Lo preocupante es que esa suma aumentará y por lo menos en los siete años próximos gastaremos adicionalmente 2.584 millones de dólares. Pero resulta una contradicción que deba hacer esos gastos un país con ricos yacimientos de hidrocarburos, donde la exploración, la prospección y la producción no son tomadas en cuenta, debido a que intereses políticos, personales y de grupo se los antepone a los nacionales.



Sin una política hidrocarburífera de parte del actual Gobierno, este importante sector de la producción nacional está descuidado y no se ejecuta las acciones necesarias para su encauzamiento.

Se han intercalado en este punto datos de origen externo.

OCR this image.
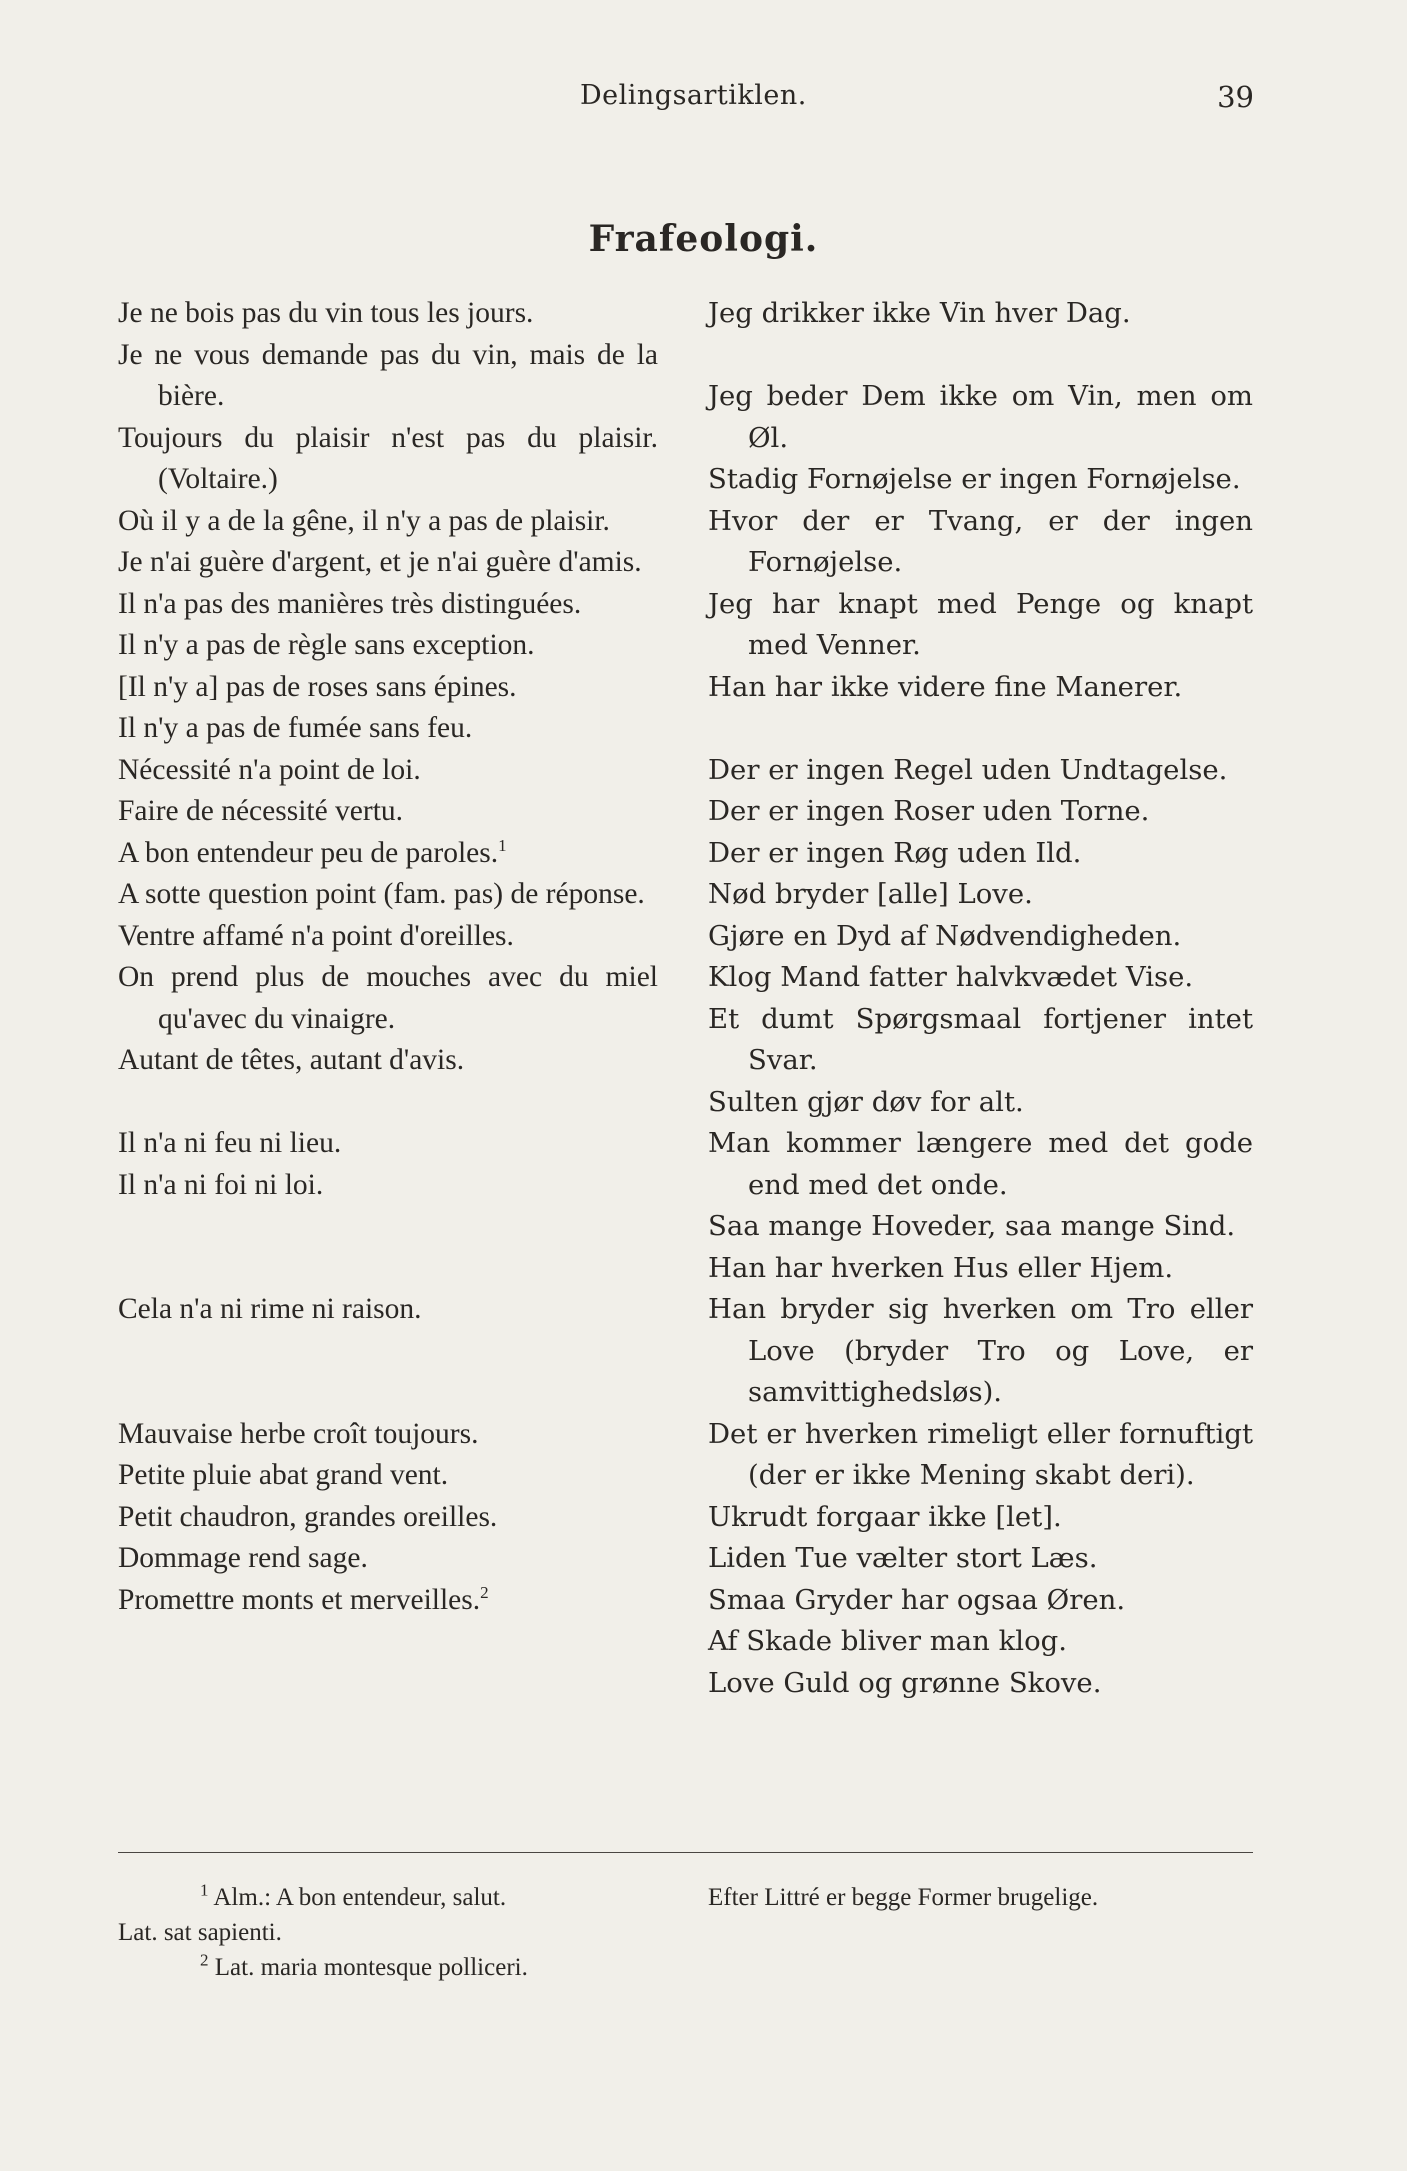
Delingsartiklen.	39
Frafeologi.
Je ne bois pas du vin tous les jours.
Je ne vous demande pas du vin, mais de la bière.
Toujours du plaisir n'est pas du plaisir. (Voltaire.)
Où il y a de la gêne, il n'y a pas de plaisir.
Je n'ai guère d'argent, et je n'ai guère d'amis.
Il n'a pas des manières très distinguées.
Il n'y a pas de règle sans exception.
[Il n'y a] pas de roses sans épines.
Il n'y a pas de fumée sans feu.
Nécessité n'a point de loi.
Faire de nécessité vertu.
A bon entendeur peu de paroles.$^1$
A sotte question point (fam. pas) de réponse.
Ventre affamé n'a point d'oreilles.
On prend plus de mouches avec du miel qu'avec du vinaigre.
Autant de têtes, autant d'avis.
Il n'a ni feu ni lieu.
Il n'a ni foi ni loi.
Cela n'a ni rime ni raison.
Mauvaise herbe croît toujours.
Petite pluie abat grand vent.
Petit chaudron, grandes oreilles.
Dommage rend sage.
Promettre monts et merveilles.$^2$
Jeg drikker ikke Vin hver Dag.
Jeg beder Dem ikke om Vin, men om Øl.
Stadig Fornøjelse er ingen Fornøjelse.
Hvor der er Tvang, er der ingen Fornøjelse.
Jeg har knapt med Penge og knapt med Venner.
Han har ikke videre fine Manerer.
Der er ingen Regel uden Undtagelse.
Der er ingen Roser uden Torne.
Der er ingen Røg uden Ild.
Nød bryder [alle] Love.
Gjøre en Dyd af Nødvendigheden.
Klog Mand fatter halvkvædet Vise.
Et dumt Spørgsmaal fortjener intet Svar.
Sulten gjør døv for alt.
Man kommer længere med det gode end med det onde.
Saa mange Hoveder, saa mange Sind.
Han har hverken Hus eller Hjem.
Han bryder sig hverken om Tro eller Love (bryder Tro og Love, er samvittighedsløs).
Det er hverken rimeligt eller fornuftigt (der er ikke Mening skabt deri).
Ukrudt forgaar ikke [let].
Liden Tue vælter stort Læs.
Smaa Gryder har ogsaa Øren.
Af Skade bliver man klog.
Love Guld og grønne Skove.
$^1$ Alm.: A bon entendeur, salut.	Efter Littré er begge Former brugelige.
Lat. sat sapienti.
$^2$ Lat. maria montesque polliceri.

Medidas demagógicas como las nacionalizaciones, la pregonada austeridad, el esfuerzo a medias que se hace para descubrir y sancionar la corrupción, sobre todo en la empresa fiscal del petróleo, son paliativos dirigidos a evitar que la ciudadanía observe la difícil situación económica por la que atraviesa el país.

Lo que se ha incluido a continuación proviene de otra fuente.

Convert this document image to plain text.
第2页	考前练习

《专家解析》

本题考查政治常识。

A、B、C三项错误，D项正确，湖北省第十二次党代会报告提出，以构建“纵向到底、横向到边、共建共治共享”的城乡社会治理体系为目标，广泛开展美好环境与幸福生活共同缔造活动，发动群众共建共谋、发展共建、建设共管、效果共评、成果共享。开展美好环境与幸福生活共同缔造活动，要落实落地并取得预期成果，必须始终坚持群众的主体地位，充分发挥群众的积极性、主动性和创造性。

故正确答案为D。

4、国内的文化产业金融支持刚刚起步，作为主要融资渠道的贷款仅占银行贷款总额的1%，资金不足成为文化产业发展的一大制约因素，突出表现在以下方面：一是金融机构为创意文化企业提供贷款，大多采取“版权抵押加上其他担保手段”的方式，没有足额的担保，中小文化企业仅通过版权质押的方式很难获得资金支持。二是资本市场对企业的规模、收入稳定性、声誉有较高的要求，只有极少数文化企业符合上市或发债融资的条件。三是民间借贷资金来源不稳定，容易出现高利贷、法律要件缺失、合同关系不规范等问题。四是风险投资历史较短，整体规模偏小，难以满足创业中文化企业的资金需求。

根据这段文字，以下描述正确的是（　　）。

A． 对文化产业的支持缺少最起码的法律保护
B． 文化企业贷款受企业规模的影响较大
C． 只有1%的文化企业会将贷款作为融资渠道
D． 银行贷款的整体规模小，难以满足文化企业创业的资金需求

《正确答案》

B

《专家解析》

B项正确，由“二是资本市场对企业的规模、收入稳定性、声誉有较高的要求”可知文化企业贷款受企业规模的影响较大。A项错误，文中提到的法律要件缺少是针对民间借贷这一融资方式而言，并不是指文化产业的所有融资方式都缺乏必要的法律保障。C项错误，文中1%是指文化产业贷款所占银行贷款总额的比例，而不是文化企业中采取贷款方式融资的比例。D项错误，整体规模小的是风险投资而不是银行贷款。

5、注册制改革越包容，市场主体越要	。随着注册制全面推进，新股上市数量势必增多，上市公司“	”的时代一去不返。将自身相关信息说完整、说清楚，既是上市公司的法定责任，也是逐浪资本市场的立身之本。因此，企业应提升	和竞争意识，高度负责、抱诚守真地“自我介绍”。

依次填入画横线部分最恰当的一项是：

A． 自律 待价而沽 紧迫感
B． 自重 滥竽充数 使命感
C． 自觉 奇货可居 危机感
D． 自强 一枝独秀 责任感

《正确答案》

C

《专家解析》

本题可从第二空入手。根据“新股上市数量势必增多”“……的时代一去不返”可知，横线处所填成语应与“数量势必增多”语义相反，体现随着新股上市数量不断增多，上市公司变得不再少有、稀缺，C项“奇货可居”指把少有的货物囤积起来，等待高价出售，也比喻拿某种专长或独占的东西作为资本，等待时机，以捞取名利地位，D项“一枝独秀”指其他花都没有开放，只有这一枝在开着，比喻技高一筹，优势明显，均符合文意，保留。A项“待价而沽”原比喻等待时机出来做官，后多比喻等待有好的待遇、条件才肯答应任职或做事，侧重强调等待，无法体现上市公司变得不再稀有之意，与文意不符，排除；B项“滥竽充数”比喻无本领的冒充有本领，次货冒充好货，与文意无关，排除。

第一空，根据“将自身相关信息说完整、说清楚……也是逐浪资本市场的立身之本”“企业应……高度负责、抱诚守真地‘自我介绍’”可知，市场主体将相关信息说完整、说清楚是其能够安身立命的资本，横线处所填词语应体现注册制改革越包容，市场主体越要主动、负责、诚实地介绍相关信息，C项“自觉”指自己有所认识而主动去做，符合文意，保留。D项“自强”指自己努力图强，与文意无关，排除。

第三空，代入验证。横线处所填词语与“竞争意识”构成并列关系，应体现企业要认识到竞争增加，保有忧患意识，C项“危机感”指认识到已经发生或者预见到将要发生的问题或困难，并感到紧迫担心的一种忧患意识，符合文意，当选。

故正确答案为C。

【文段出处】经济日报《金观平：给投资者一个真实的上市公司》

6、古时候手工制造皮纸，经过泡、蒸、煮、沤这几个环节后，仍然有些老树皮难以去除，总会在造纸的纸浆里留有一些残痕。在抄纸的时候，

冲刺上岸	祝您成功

Cuando el Ejecutivo dispuso la expulsión del presidente interino de YPFB, Santos Ramírez, por ser acusado de corrupción y puesto tras las rejas, con medidas precautorias, los bolivianos esperaban con expectativa otras medidas para esclarecer el caso, pero a nueve meses de ser descubiertas ilegalidades en Yacimientos Petrolíferos Fiscales Bolivianos, la población se siente frustrada porque los procesos no avanzan, por falta de un equipo de juristas del Estado que actúe sin medias tintas.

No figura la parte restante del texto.